Radix Omnium Malum. Book Review

Radix Omnium Malum by Mike Chinn
Parallel Universe Press, p/b, 190pp, £9.99
Reviewed by Peter Coleborn

Mike Chinn’s first collection Give Me These Moments Back was an exceptional read. I know this for a fact. After all, I published it on my Alchemy Press imprint. Chinn’s second collection, Radix Omnium Malum, is no less exceptional and is well worth your time. Like Moments, Radix is a varied read – which can only be a good thing. For example, in his introduction David Sutton says: “Mike is a writer … [who] can change his literary colour seemingly at will.” This is true although the stories do tend towards the darker hues.

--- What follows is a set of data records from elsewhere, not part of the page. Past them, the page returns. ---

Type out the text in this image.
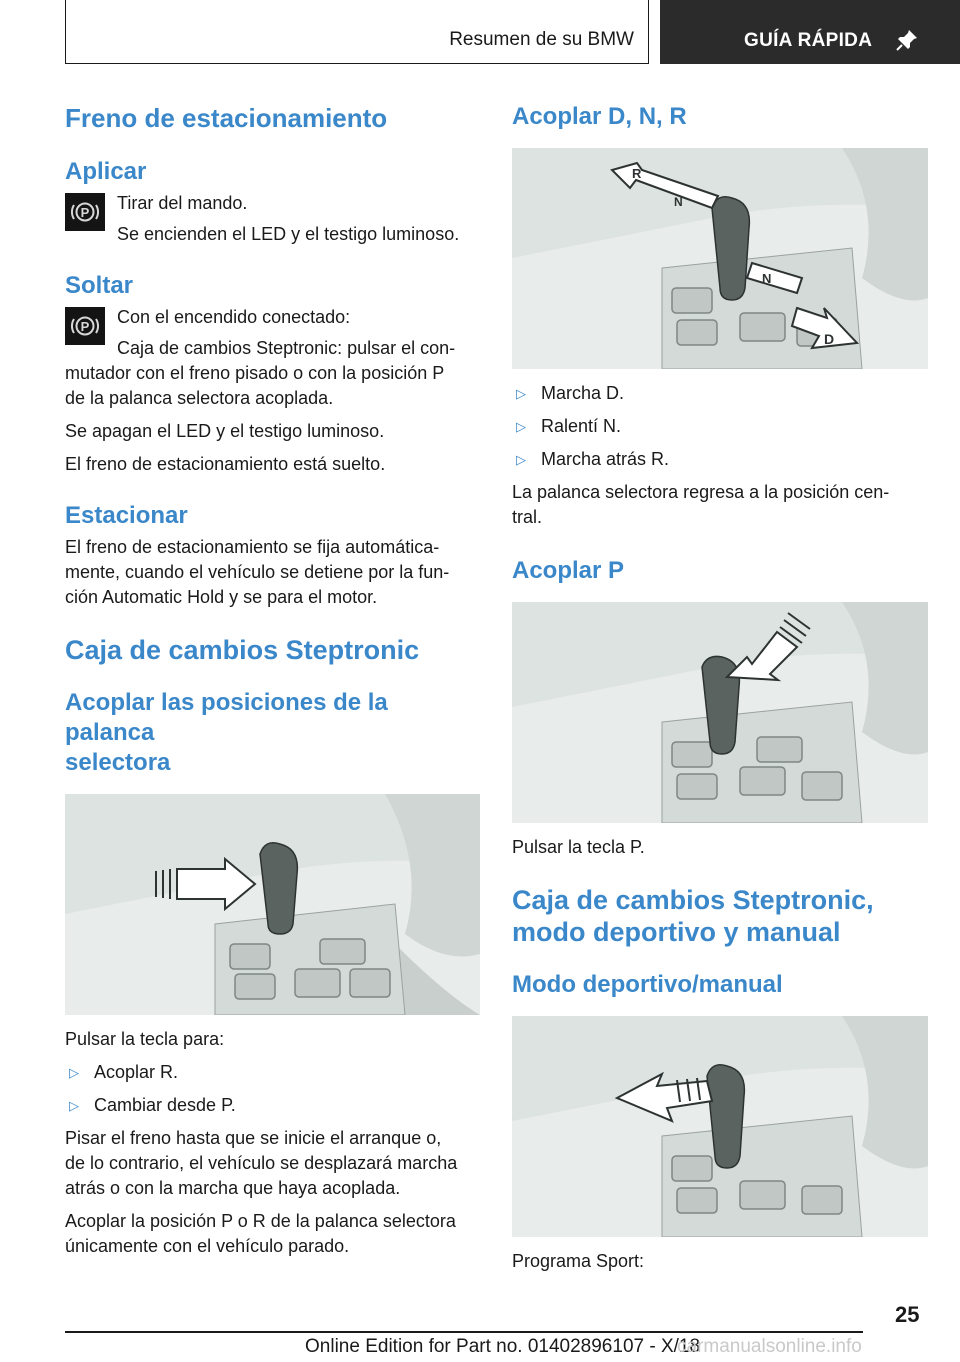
Resumen de su BMW	GUÍA RÁPIDA
Freno de estacionamiento
Aplicar
P Tirar del mando.

Se encienden el LED y el testigo luminoso.

Soltar
P Con el encendido conectado:

Caja de cambios Steptronic: pulsar el con-

mutador con el freno pisado o con la posición P

de la palanca selectora acoplada.

Se apagan el LED y el testigo luminoso.

El freno de estacionamiento está suelto.

Estacionar

El freno de estacionamiento se fija automática-

mente, cuando el vehículo se detiene por la fun-

ción Automatic Hold y se para el motor.

Caja de cambios Steptronic
Acoplar las posiciones de la palanca
selectora

Pulsar la tecla para:

▷ Acoplar R.

▷ Cambiar desde P.

Pisar el freno hasta que se inicie el arranque o,

de lo contrario, el vehículo se desplazará marcha

atrás o con la marcha que haya acoplada.

Acoplar la posición P o R de la palanca selectora

únicamente con el vehículo parado.

Acoplar D, N, R
R
N
N
D
▷ Marcha D.

▷ Ralentí N.

▷ Marcha atrás R.

La palanca selectora regresa a la posición cen-

tral.

Acoplar P

Pulsar la tecla P.

Caja de cambios Steptronic,
modo deportivo y manual
Modo deportivo/manual

Programa Sport:

25
Online Edition for Part no. 01402896107 - X/18
carmanualsonline.info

There are 16 stories in Radix, two of which (“The Streets of Crazy Cities” and “The Mercy Seat”) are original to this volume. The reprints range over 25 years of Chinn’s writing career, from publications including Charles L Grant’s Final Shadows (and thus we know without even reading “Rescheduled” this is an ace story), The Mammoth Book of Dracula, BFS Horizons, Read Raw, and others.

The first tale, “Radix Omnium Malus” examines the roots of the nasty thing that spreads, mycelium-like, across a town. It’s a fine and creepy monster story, despite the strange antagonist. “Two Weeks from Saturday” is an unquiet piece that takes an askance look at creativity. “Cheechee’s Out” is another monster story, one that shows how well Chinn is able to use his home city as an effective environment, making the location almost a character itself. “The Owl That Calls” moves to the West Country and melds the Mothman myth with the myths, real or otherwise, of Bodmin Moor. “The Streets of Crazy Cities”, one of the two original stories, deals with relationships, and despite the horrific ending feels very intimate. Also very intimate is the other new story, “The Mercy Seat”. As a devotee of Nick Cave I fully expected a story similar in scope to Cave’s disturbing song. Instead, Chinn’s story is of the same subtlety that Charles Grant might have chosen. It’s an effective, quiet story of a memory that can never be recaptured.

I’ve focussed on just a few of Chinn’s stories in this collection. And like all collections (and anthologies) different tales will appeal to different folks. But you are sure to discover something dark and disturbing herein, something that grabs your attention, demands your full engagement. A super collection by one of the UK’s fine dark fiction writers (Chinn also writes fabulous pulp fiction – check out his Damian Paladin stories, a new collection now available). The cover image is by an upstart artist, someone called Hieronymous Bosch; he is sure to do well.